Intrinsic Attributes (incommunicable, primary, essential attributes)
  • God is before time. [understandably, we can't quite be sure what this means]
  • God is self-sufficient (aseity). [I think I disagree with where Oden will take this, namely, when he claims that God's self-sufficiency does not imply He could have been as happy without the creation. I personally think God was just fine without it. Maybe I misunderstand Oden]
  • God is one.
  • God is not composed of parts (simplicity). [I never understood this one--I suspect it is a pre-modern left-over that has more to do with the way God looks to us within the creation rather than the mysterious ineffable of God beyond the creation]
  • God is infinite.
  • God is immeasurable.
  • God is eternal.
  • God has no impulse to suicide. :-)
  • God is incomparibly alive.
Relational Attributes
  • omnipresent
  • omniscient (Oden claims that the Arminian position on foreknowledge is the consensual one, and thus that Augustine and Calvin are the exception rather than the rule)
  • omnipotence (God can do anything consistent with who He is; He allows for secondary causes and thus does not directly cause everything that happens; He is transcendent)
Personal Attributes (chapter 3)
  • Scripture represents God with personal characteristics [although we always have to be careful about anthropomorphism] God can say "I."
  • God has a name.
  • Impersonal terms inadequate
  • God is Spirit.
  • God has a free will. [classically, His freedom is connected to His nature, meaning that in a very real sense, God is not free to tell someone to murder their child... oops. I am slightly unorthodox here in that I see God's freedom as more extensive than what we think of as His nature]
  • "God deals with human beings not coersively but persuasively" (61).
  • Among God's chief moral characteristics are holiness and love, where Oden defines holiness as perfect goodness [I personally don't think that this is the primary meaning of holiness in the Old Testament. I think it imposes a much later understanding of goodness on an Ancient Near Eastern world]
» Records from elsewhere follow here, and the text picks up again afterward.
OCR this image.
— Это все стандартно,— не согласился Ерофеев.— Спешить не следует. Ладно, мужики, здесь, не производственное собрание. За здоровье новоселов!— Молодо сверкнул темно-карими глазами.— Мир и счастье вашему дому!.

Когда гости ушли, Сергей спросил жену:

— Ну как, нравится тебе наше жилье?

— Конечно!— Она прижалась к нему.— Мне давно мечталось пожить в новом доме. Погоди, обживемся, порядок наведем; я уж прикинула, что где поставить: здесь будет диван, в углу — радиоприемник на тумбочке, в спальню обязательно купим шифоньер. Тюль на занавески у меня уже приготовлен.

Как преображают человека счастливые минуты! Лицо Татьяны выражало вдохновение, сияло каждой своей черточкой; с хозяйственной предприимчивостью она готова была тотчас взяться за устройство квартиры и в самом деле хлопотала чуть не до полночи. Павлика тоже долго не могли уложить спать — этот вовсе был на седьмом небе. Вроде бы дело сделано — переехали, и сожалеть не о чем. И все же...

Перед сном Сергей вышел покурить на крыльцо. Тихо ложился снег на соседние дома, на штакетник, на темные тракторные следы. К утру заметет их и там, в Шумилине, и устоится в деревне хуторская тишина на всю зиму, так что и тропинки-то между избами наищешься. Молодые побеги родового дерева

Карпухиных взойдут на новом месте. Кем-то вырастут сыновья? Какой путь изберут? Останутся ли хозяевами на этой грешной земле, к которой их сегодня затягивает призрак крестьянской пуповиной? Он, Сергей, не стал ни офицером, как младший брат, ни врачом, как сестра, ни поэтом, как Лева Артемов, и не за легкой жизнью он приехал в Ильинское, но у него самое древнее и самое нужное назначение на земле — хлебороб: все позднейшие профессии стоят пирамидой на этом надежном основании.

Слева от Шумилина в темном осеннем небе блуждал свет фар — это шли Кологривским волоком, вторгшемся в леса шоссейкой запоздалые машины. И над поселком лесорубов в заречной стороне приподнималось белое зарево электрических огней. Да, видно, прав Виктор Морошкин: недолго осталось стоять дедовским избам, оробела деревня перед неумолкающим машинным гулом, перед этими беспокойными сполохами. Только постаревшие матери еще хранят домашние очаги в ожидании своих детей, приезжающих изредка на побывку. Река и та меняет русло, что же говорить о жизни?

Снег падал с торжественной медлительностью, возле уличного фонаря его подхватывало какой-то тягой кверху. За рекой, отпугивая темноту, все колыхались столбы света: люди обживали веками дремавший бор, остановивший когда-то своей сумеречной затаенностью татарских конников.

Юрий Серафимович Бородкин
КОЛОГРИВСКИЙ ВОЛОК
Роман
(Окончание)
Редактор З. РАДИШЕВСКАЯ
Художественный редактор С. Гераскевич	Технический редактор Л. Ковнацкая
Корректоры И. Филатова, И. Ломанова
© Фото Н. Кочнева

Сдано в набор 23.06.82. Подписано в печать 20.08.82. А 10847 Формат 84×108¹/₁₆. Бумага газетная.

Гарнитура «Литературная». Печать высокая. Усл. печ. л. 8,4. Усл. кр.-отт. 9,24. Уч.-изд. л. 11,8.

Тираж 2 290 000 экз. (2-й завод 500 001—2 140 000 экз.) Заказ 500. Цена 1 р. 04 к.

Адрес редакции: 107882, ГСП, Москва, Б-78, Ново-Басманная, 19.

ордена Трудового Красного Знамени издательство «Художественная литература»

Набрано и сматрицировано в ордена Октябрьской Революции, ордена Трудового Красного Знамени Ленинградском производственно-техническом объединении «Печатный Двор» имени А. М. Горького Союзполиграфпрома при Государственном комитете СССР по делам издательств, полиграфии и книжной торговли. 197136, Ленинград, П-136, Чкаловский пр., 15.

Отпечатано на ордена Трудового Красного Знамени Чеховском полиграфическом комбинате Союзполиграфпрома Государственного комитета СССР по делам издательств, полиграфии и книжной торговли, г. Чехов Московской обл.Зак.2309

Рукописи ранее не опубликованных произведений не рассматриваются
  • God is love--1 John defines God most succinctly [technically not a definition but a metonymy where something associated with something else is metaphorically used to describe it. The standard distinction between types of loves is also an overreading, although we can probably see a distinction between eros and agape far more than between agape and filos]

Divine happiness brings together all His attributes.